Hidden Citations Obscure True Impact in Science
This addresses the limitation of bibliometric measures in quantifying true scientific impact, which is a problem for researchers and policymakers relying on citation-based metrics.
The paper tackled the problem of hidden citations, where influential discoveries are credited in text but not referenced, by using unsupervised interpretable machine learning on full texts to systematically identify them, finding that hidden citations often outnumber formal citations for such discoveries across disciplines.
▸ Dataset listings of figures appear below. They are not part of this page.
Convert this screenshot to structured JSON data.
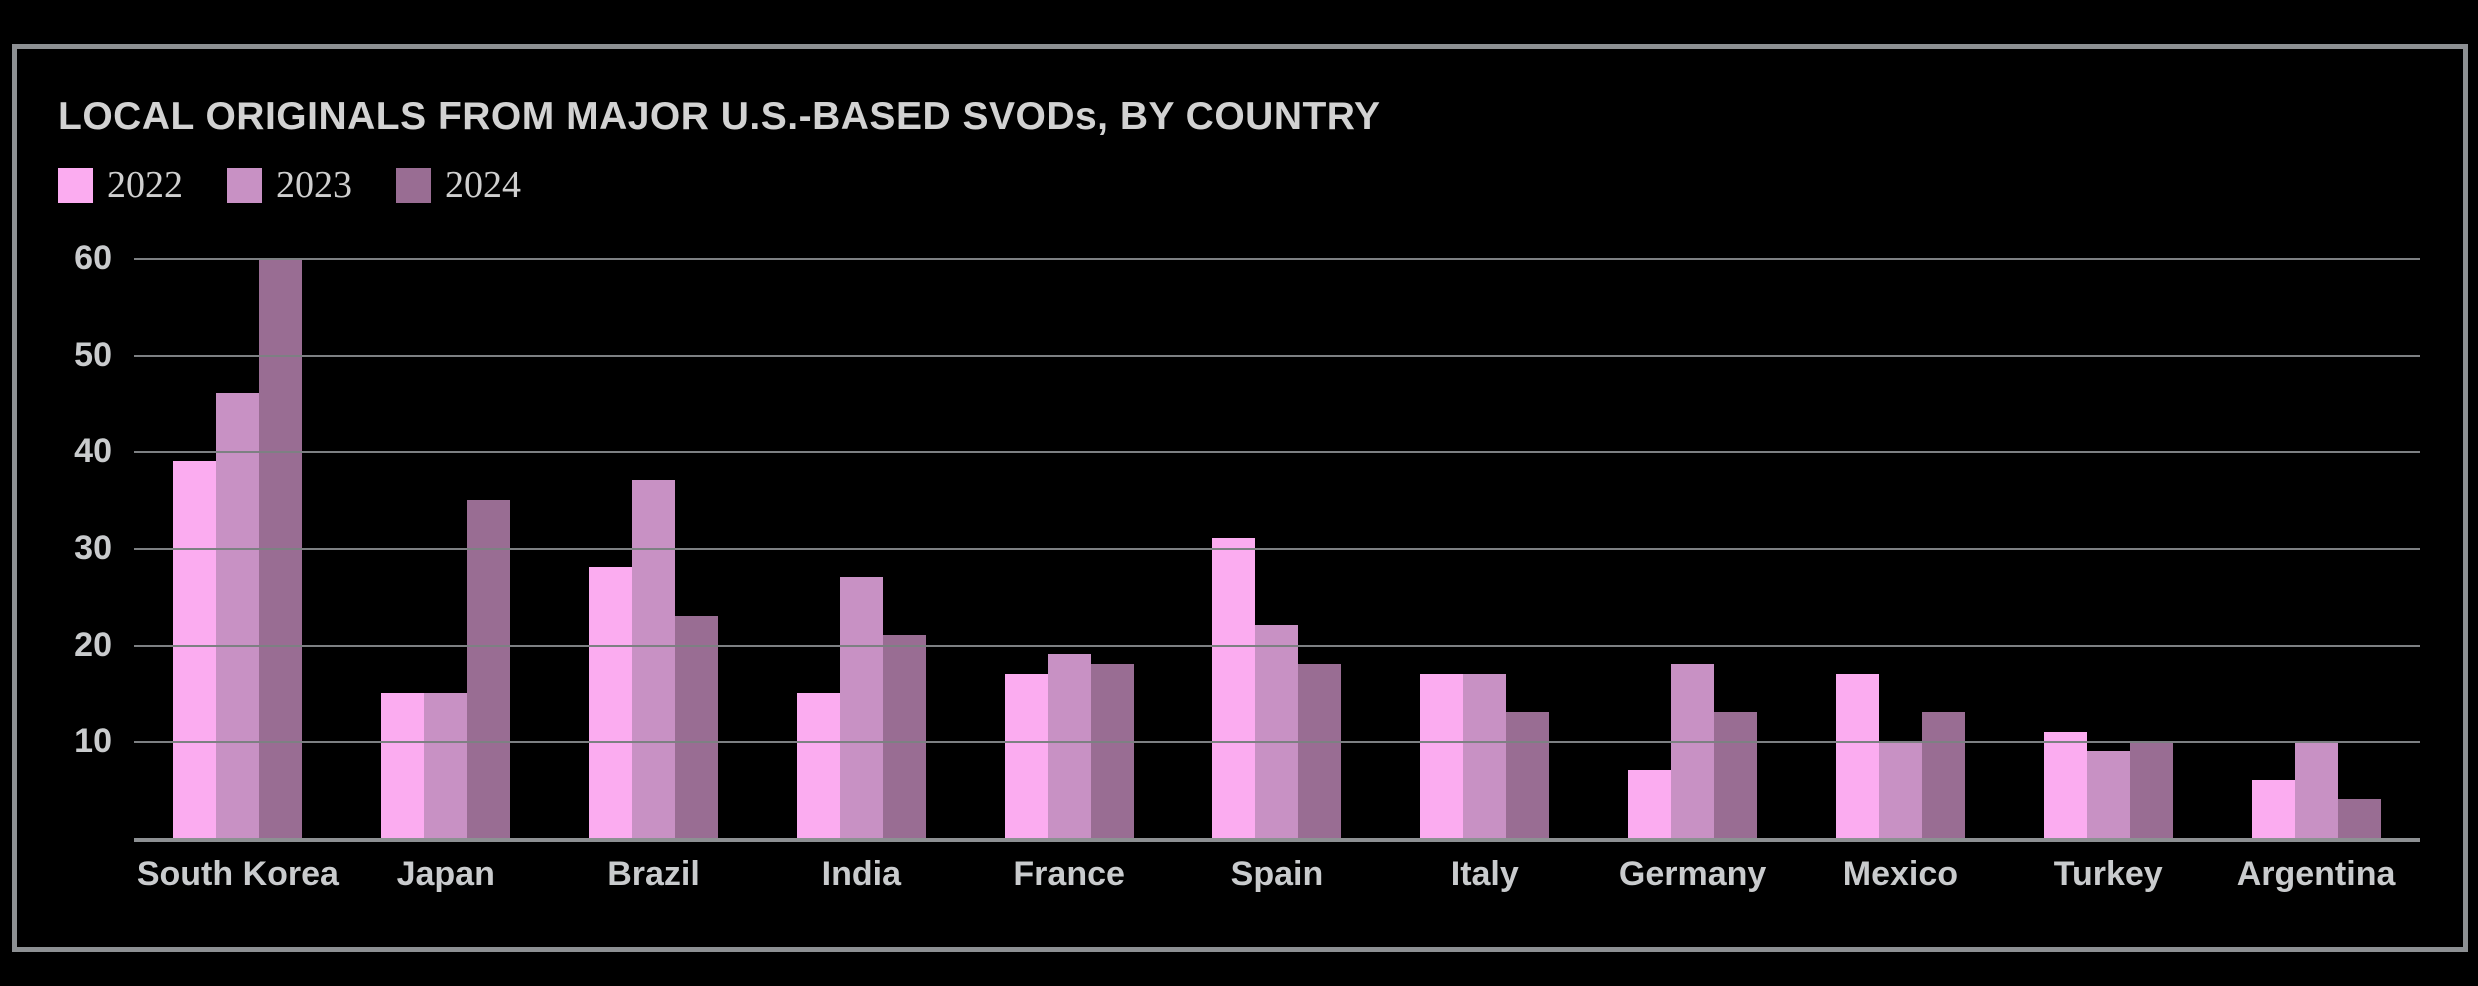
{
  "chart_data": {
    "type": "bar",
    "title": "LOCAL ORIGINALS FROM MAJOR U.S.-BASED SVODs, BY COUNTRY",
    "categories": [
      "South Korea",
      "Japan",
      "Brazil",
      "India",
      "France",
      "Spain",
      "Italy",
      "Germany",
      "Mexico",
      "Turkey",
      "Argentina"
    ],
    "series": [
      {
        "name": "2022",
        "color": "#fbacf0",
        "values": [
          39,
          15,
          28,
          15,
          17,
          31,
          17,
          7,
          17,
          11,
          6
        ]
      },
      {
        "name": "2023",
        "color": "#c891c4",
        "values": [
          46,
          15,
          37,
          27,
          19,
          22,
          17,
          18,
          10,
          9,
          10
        ]
      },
      {
        "name": "2024",
        "color": "#996d93",
        "values": [
          60,
          35,
          23,
          21,
          18,
          18,
          13,
          13,
          13,
          10,
          4
        ]
      }
    ],
    "xlabel": "",
    "ylabel": "",
    "ylim": [
      0,
      60
    ],
    "yticks": [
      60,
      50,
      40,
      30,
      20,
      10
    ],
    "grid": true,
    "legend_position": "top-left"
  },
  "colors": {
    "background": "#000000",
    "frame_border": "#8d9093",
    "gridline": "#7d8083",
    "axis_line": "#8d9093",
    "title_text": "#d2d2d2",
    "label_text": "#c9cbcd",
    "legend_text": "#cfcfcf"
  }
}
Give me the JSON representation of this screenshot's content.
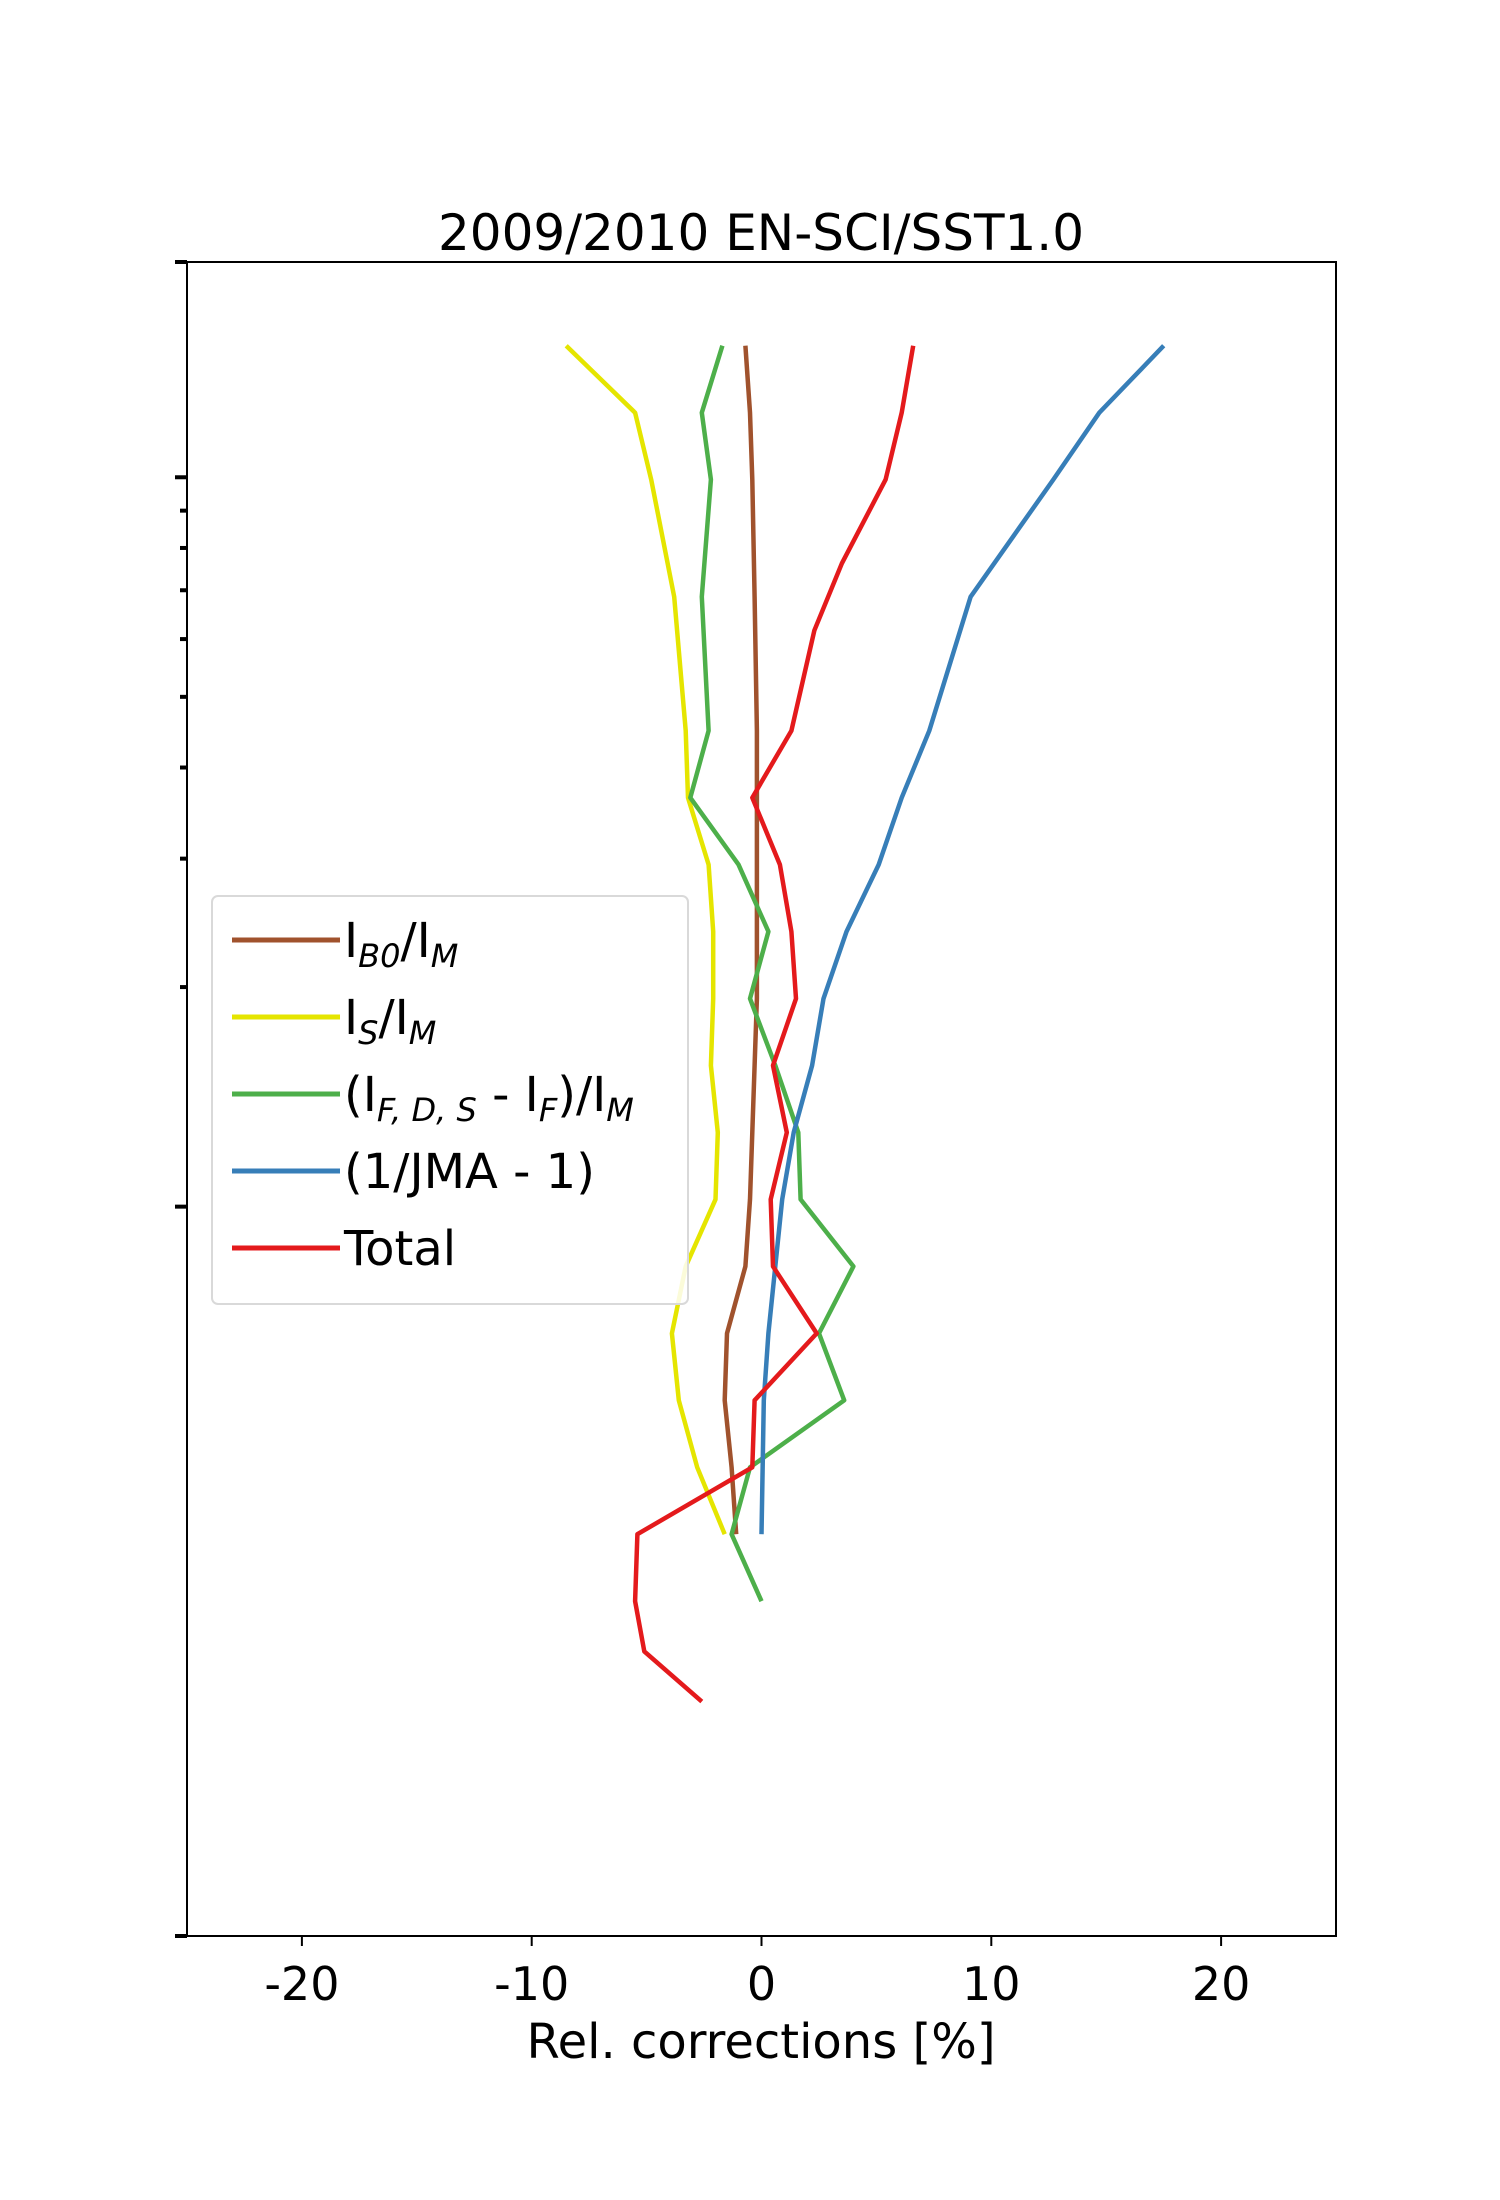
{
  "chart_data": {
    "type": "line",
    "title": "2009/2010 EN-SCI/SST1.0",
    "xlabel": "Rel. corrections [%]",
    "ylabel": "",
    "xlim": [
      -25,
      25
    ],
    "ylim": [
      0,
      1
    ],
    "xticks": [
      -20,
      -10,
      0,
      10,
      20
    ],
    "xtick_labels": [
      "-20",
      "-10",
      "0",
      "10",
      "20"
    ],
    "yscale": "log",
    "grid": false,
    "legend_position": "center-left",
    "series": [
      {
        "name": "IB0/IM",
        "legend": {
          "main": "I",
          "sub": "B0",
          "rest": "/I",
          "sub2": "M"
        },
        "color": "#a0522d",
        "x": [
          -0.7,
          -0.5,
          -0.4,
          -0.3,
          -0.2,
          -0.2,
          -0.2,
          -0.2,
          -0.2,
          -0.3,
          -0.4,
          -0.5,
          -0.7,
          -1.5,
          -1.6,
          -1.3,
          -1.1
        ],
        "y": [
          0.95,
          0.91,
          0.87,
          0.8,
          0.72,
          0.68,
          0.64,
          0.6,
          0.56,
          0.52,
          0.48,
          0.44,
          0.4,
          0.36,
          0.32,
          0.28,
          0.24
        ]
      },
      {
        "name": "IS/IM",
        "legend": {
          "main": "I",
          "sub": "S",
          "rest": "/I",
          "sub2": "M"
        },
        "color": "#e5e500",
        "x": [
          -8.5,
          -5.5,
          -4.8,
          -3.8,
          -3.3,
          -3.2,
          -2.3,
          -2.1,
          -2.1,
          -2.2,
          -1.9,
          -2.0,
          -3.3,
          -3.9,
          -3.6,
          -2.8,
          -1.6
        ],
        "y": [
          0.95,
          0.91,
          0.87,
          0.8,
          0.72,
          0.68,
          0.64,
          0.6,
          0.56,
          0.52,
          0.48,
          0.44,
          0.4,
          0.36,
          0.32,
          0.28,
          0.24
        ]
      },
      {
        "name": "(IF,D,S - IF)/IM",
        "legend": {
          "main": "(I",
          "sub": "F, D, S",
          "rest": " - I",
          "sub2": "F",
          "rest2": ")/I",
          "sub3": "M"
        },
        "color": "#4daf4a",
        "x": [
          -1.7,
          -2.6,
          -2.2,
          -2.6,
          -2.3,
          -3.1,
          -1.0,
          0.3,
          -0.5,
          0.6,
          1.6,
          1.7,
          4.0,
          2.5,
          3.6,
          -0.5,
          -1.3,
          0.0
        ],
        "y": [
          0.95,
          0.91,
          0.87,
          0.8,
          0.72,
          0.68,
          0.64,
          0.6,
          0.56,
          0.52,
          0.48,
          0.44,
          0.4,
          0.36,
          0.32,
          0.28,
          0.24,
          0.2
        ]
      },
      {
        "name": "(1/JMA - 1)",
        "legend": {
          "main": "(1/JMA - 1)"
        },
        "color": "#377eb8",
        "x": [
          17.5,
          14.7,
          12.7,
          9.1,
          7.3,
          6.1,
          5.1,
          3.7,
          2.7,
          2.2,
          1.4,
          0.9,
          0.6,
          0.3,
          0.1,
          0.0
        ],
        "y": [
          0.95,
          0.91,
          0.87,
          0.8,
          0.72,
          0.68,
          0.64,
          0.6,
          0.56,
          0.52,
          0.48,
          0.44,
          0.4,
          0.36,
          0.32,
          0.24
        ]
      },
      {
        "name": "Total",
        "legend": {
          "main": "Total"
        },
        "color": "#e41a1c",
        "x": [
          6.6,
          6.1,
          5.4,
          3.5,
          2.3,
          1.3,
          -0.4,
          0.8,
          1.3,
          1.5,
          0.5,
          1.1,
          0.4,
          0.5,
          2.4,
          -0.3,
          -0.4,
          -5.4,
          -5.5,
          -5.1,
          -2.6
        ],
        "y": [
          0.95,
          0.91,
          0.87,
          0.82,
          0.78,
          0.72,
          0.68,
          0.64,
          0.6,
          0.56,
          0.52,
          0.48,
          0.44,
          0.4,
          0.36,
          0.32,
          0.28,
          0.24,
          0.2,
          0.17,
          0.14
        ]
      }
    ]
  }
}
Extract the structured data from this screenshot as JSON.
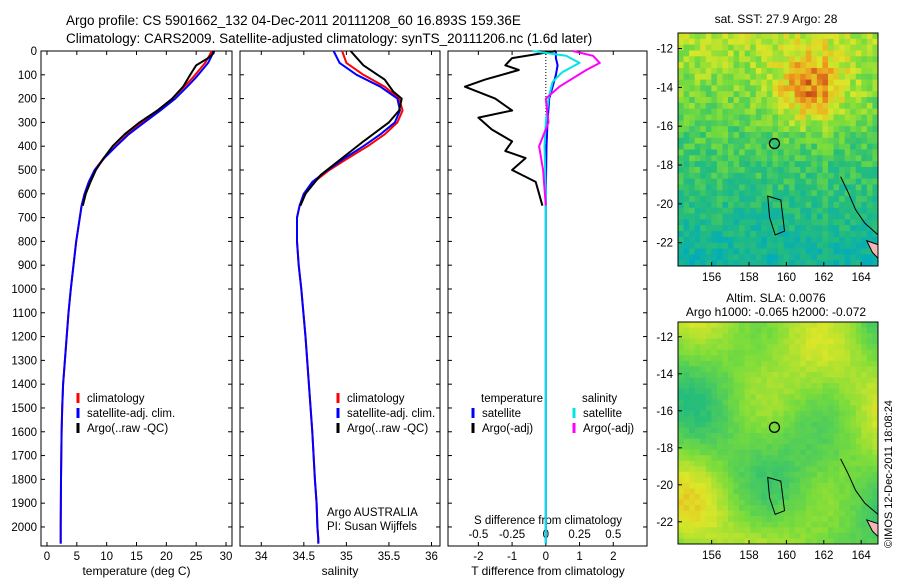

References, the mechanism scientists rely on to signal previous knowledge, lately have turned into widely used and misused measures of scientific impact. Yet, when a discovery becomes common knowledge, citations suffer from obliteration by incorporation. This leads to the concept of hidden citation, representing a clear textual credit to a discovery without a reference to the publication embodying it. Here, we rely on unsupervised interpretable machine learning applied to the full text of each paper to systematically identify hidden citations. We find that for influential discoveries hidden citations outnumber citation counts, emerging regardless of publishing venue and discipline. We show that the prevalence of hidden citations is not driven by citation counts, but rather by the degree of the discourse on the topic within the text of the manuscripts, indicating that the more discussed is a discovery, the less visible it is to standard bibliometric analysis. Hidden citations indicate that bibliometric measures offer a limited perspective on quantifying the true impact of a discovery, raising the need to extract knowledge from the full text of the scientific corpus.